This is a somewhat old post, but I'm responding anyway ...
In <user-bac20ebe1220@xymon.invalid> Steve Holmes <user-ec1bf77b1b44@xymon.invalid> writes:
Please see below, there is a problem with disk monitoring on one of the
server. Can some one tell me if I did something wrong?
W]d Jul 28 10:34:31 EDT 2010 - Filesystems NOT ok
7% / (8816628% used) has reached the PANIC level (95%)
38% /u01 (90371708% used) has reached the PANIC level (95%)
Filesystem 10
4-b]ocks Used Available Capacity Mounted on
/dev/sda9 9920592 591896 8816628 7% /
/dev/sda10 152435112 54195172 90371708 38% /u01
/dev/sda8 9920592 154056 9254468 2% /tmp
It appears that Xymon has slipped one field to the left in parsing the df
output. The string at the beginning of each of the lines before the actual
df ouput should be the name of the filesystem (plus an icon, but we'll
ignore that for now). Then it is using the available number as the percent
used, which, of course, is huge.
I don't know if this is causing the problem but there is some funkiness with
the first line of the df output. It is broken between the 10 and the 4 and
there is a ']' instead of an 'l' in the word "blocks". Maybe this is a
cut/paste error, but if not, it is certainly not right.
There is a bug somewhere in the Xymon 4.3.0-beta code with the "df"
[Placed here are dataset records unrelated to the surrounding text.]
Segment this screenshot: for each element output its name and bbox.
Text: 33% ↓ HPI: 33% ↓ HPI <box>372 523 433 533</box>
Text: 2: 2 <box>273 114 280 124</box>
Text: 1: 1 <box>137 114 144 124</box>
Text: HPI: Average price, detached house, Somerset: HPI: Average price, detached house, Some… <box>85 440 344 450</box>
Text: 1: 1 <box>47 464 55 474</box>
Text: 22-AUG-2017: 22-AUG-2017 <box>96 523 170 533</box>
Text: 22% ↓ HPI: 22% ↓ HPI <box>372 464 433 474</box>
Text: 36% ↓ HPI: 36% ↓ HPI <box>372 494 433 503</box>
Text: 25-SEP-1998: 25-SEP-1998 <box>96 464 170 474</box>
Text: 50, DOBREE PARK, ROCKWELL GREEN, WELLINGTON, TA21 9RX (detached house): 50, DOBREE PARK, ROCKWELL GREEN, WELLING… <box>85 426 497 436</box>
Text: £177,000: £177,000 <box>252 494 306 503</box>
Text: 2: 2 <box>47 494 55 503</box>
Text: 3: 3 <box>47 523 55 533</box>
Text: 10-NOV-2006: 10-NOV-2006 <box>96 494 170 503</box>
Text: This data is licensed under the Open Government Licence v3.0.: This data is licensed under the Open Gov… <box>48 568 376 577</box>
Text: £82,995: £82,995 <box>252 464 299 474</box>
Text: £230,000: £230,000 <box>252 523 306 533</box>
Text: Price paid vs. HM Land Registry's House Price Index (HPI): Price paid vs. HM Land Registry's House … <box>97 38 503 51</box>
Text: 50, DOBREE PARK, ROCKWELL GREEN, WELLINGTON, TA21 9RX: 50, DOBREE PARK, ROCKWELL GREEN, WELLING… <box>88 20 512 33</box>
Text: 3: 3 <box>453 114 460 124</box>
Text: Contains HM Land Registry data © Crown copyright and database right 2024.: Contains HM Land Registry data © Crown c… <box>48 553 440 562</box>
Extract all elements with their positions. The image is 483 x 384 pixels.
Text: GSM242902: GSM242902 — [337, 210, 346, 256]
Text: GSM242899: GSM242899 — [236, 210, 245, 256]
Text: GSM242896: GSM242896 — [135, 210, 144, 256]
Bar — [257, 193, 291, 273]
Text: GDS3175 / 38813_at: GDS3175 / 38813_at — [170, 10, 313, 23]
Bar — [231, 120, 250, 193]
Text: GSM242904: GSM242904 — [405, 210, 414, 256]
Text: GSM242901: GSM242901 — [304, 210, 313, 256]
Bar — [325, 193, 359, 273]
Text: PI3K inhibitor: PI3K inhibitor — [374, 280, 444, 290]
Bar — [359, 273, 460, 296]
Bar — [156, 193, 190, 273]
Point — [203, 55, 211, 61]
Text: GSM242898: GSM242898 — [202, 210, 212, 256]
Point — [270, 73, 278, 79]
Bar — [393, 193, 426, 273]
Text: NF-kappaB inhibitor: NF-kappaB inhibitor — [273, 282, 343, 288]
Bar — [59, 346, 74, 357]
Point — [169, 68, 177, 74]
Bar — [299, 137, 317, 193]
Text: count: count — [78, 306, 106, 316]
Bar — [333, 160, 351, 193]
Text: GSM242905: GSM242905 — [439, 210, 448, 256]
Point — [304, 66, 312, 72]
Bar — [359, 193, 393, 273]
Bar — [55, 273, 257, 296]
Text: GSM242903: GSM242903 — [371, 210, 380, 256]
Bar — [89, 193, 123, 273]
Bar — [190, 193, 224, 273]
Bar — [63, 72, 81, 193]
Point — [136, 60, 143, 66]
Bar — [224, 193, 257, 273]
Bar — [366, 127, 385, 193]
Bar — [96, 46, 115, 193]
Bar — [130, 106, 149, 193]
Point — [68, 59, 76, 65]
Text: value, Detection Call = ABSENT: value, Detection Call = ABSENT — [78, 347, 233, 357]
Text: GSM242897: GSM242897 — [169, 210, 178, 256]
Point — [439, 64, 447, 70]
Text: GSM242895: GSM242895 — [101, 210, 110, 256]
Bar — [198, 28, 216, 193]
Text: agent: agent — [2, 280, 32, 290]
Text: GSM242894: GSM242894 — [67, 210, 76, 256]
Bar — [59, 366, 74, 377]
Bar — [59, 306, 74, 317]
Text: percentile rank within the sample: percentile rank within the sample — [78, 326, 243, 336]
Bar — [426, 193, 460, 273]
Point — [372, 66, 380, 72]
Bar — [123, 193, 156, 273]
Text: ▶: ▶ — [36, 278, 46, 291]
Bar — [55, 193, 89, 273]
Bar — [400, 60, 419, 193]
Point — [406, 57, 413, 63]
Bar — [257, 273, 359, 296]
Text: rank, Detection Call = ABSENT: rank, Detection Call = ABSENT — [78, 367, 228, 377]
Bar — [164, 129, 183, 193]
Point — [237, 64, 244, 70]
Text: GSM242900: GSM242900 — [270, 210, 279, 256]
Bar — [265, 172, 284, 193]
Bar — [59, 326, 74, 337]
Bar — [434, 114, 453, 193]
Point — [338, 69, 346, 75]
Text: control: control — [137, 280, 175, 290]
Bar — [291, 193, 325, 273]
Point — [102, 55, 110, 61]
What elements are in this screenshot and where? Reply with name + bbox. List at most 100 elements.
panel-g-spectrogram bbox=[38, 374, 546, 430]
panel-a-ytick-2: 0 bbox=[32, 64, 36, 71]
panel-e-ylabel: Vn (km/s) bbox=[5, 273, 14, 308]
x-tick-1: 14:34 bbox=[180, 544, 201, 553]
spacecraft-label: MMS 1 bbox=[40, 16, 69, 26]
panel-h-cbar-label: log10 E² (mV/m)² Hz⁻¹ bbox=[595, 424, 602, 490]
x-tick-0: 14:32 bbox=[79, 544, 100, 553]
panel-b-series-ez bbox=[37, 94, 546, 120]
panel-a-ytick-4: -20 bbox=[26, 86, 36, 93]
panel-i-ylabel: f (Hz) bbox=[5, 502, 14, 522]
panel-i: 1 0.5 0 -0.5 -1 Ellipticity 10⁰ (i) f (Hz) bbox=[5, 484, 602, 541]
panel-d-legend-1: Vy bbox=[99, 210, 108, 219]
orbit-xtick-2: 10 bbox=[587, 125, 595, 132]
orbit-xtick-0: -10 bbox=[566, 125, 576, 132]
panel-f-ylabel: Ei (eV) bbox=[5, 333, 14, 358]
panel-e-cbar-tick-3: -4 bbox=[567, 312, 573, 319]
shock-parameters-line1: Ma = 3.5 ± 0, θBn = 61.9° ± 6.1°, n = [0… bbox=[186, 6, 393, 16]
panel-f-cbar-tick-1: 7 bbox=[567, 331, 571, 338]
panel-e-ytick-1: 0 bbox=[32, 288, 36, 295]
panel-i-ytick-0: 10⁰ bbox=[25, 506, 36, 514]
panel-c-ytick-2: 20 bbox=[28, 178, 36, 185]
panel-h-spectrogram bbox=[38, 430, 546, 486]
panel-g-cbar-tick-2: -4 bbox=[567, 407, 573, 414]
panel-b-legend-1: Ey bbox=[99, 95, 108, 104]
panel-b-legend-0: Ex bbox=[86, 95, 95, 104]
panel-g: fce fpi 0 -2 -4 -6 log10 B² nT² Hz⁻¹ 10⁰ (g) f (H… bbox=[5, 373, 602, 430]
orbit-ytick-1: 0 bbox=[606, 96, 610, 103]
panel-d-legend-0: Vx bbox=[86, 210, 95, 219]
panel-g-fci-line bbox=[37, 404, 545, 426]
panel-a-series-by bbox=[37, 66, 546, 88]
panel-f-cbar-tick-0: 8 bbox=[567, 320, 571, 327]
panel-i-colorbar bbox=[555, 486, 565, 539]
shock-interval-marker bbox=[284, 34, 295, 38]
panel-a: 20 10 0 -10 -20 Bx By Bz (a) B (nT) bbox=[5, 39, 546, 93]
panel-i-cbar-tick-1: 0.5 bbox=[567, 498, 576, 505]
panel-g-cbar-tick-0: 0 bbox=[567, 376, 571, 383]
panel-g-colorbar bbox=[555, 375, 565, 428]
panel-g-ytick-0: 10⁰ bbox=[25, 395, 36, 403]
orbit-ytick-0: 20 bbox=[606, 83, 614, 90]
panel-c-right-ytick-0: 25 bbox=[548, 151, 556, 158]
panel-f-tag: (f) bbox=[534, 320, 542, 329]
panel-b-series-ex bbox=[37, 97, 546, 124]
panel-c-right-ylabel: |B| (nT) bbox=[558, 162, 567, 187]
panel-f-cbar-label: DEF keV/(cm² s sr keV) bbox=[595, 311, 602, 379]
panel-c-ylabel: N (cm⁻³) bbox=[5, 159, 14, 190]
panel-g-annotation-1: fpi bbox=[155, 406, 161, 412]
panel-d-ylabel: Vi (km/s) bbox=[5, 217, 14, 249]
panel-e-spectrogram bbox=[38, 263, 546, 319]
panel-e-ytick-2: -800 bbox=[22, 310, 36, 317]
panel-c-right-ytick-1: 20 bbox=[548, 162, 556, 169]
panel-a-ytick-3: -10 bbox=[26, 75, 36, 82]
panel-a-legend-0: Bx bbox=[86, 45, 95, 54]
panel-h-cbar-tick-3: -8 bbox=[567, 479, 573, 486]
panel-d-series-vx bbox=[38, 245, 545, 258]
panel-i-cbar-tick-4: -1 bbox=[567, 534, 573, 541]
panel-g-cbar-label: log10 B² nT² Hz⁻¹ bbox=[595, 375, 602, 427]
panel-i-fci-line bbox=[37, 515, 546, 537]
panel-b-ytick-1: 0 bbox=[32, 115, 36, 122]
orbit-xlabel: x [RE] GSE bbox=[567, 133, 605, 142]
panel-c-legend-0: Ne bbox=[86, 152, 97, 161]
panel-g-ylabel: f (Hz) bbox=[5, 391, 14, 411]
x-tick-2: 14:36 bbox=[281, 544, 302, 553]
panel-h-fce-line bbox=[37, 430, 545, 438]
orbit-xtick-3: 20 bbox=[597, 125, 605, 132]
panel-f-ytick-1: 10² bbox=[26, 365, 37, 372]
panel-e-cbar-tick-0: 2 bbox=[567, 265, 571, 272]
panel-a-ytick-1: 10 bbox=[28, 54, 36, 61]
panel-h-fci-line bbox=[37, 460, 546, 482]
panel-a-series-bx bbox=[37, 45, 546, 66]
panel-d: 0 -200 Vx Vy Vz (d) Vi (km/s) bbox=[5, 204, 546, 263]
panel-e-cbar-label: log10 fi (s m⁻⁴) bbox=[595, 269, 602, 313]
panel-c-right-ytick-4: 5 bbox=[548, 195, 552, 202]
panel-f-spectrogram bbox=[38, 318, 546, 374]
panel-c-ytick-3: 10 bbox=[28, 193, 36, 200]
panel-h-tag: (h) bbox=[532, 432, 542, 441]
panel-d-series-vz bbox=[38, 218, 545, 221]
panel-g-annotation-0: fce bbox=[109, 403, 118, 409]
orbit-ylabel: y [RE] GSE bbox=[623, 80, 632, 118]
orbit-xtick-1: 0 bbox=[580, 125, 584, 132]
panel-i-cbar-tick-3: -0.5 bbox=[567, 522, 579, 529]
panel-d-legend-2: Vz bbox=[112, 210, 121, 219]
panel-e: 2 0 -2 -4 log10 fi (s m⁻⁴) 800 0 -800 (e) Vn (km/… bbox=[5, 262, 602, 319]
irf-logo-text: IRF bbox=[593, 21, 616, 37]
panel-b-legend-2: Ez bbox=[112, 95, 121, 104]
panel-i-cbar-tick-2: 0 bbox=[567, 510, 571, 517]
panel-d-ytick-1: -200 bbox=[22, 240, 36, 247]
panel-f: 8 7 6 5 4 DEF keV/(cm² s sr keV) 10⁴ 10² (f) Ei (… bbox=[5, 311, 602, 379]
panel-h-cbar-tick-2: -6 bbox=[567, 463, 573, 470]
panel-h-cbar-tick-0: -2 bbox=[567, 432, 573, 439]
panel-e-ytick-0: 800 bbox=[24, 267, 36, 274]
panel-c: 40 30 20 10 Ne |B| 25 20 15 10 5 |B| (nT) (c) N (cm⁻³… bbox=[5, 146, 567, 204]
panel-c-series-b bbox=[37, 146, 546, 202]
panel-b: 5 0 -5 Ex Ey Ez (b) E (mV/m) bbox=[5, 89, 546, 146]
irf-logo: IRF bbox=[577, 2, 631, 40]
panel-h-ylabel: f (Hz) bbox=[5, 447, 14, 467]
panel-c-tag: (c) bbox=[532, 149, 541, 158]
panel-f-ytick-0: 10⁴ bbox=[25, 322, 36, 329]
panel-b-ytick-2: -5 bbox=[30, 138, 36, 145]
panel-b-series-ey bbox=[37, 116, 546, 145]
status handling. I've seen it cause random RRD files to appear for
systems that don't have such filesystems, and occasionally it would
also result in this behaviour where a disk status goes wild.
I haven't been able to nail it yet, mostly because it seems to happen
very rarely and completely without any pattern. It would seem like
some sort of memory corruption problem, but I've had the client-message
handler running for days with valgrind (memory access checker) enabled,
and it came up with nothing.
Very annoying.
Regards,
Henrik